After catching her boyfriend with another woman, a disillusioned Hilary (Roberts) moves back to Oakland with her chatterbox mom. But she can only endure so much Home Shopping Network and tales of how the neighbor girls are faring in marriage and careers.

So after a few Mary Tyler Moore moments in which Roberts wanders the big city, she spots a newspaper ad for an at-home nurse and interviews at a mansion on San Francisco's Nob Hill. Despite her lack of credentials, she's hired by shy leukemia patient Victor Geddes (Campbell Scott) to be his companion and nurse during his painful chemotherapy.

Scott has Given Up On Life. You can tell from his apartment, which is nearly devoid of pop-culture clutter and kept in sepulchral shade. Big surprise: Scott falls in love, Roberts quickly follows, and soon he's off chemotherapy, they've split from the home of his wealthy, dominating father, rented a Met Home-quaint cottage on the gorgeous Mendocino coast, his hair grows back, and they're running down cliffside paths, charming the yokels at local bars and giggling over "Jeopardy" -- Scott knows all the highbrow answers; Roberts is an ace at TV trivia.

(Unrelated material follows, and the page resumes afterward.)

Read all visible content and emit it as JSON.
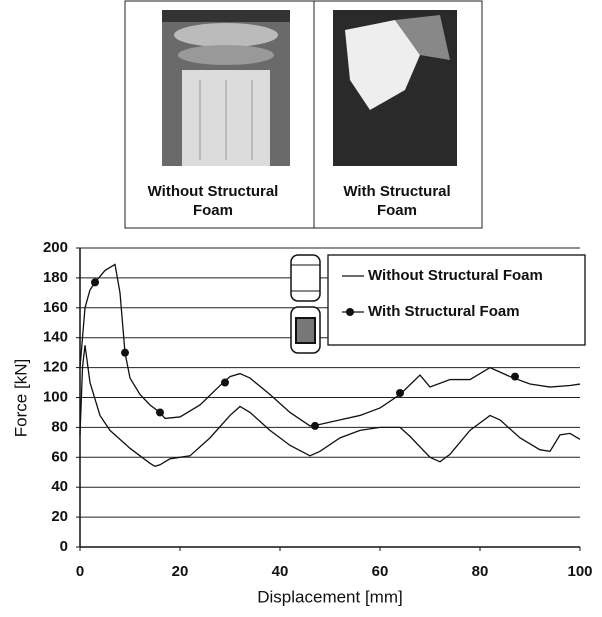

Then Scott starts getting sick again.

Acted in a sickbed whisper by Roberts and Scott, both of whom are quite credible, "Dying Young" was directed by Joel Schumacher ("Flatliners") with what passes for sensitivity and restraint in Hollywood. To his credit, Schumacher doesn't glamorize disease -- the first half of the movie is heavy on vomit scenes -- and doesn't overtly try to squeeze tears out of his audience. James Newton-Howard's very Northern California guitar-piano-and-wind chimes score takes care of that.

Illness is seldom portrayed or even discussed in contemporary movies -- producers are terrified of upsetting or depressing their audiences even for a moment -- so any attempt at inspiring compassion and commitment in the face of difficulty should be commended. It's hard to sit through "Dying Young" without sensing a thematic undercurrent about AIDS. Perhaps "Dying Young" can be seen as a way of stirring sympathy in the mainstream moviegoing audiences who stayed away in droves from "Longtime Companion," a superior film on a similar subject.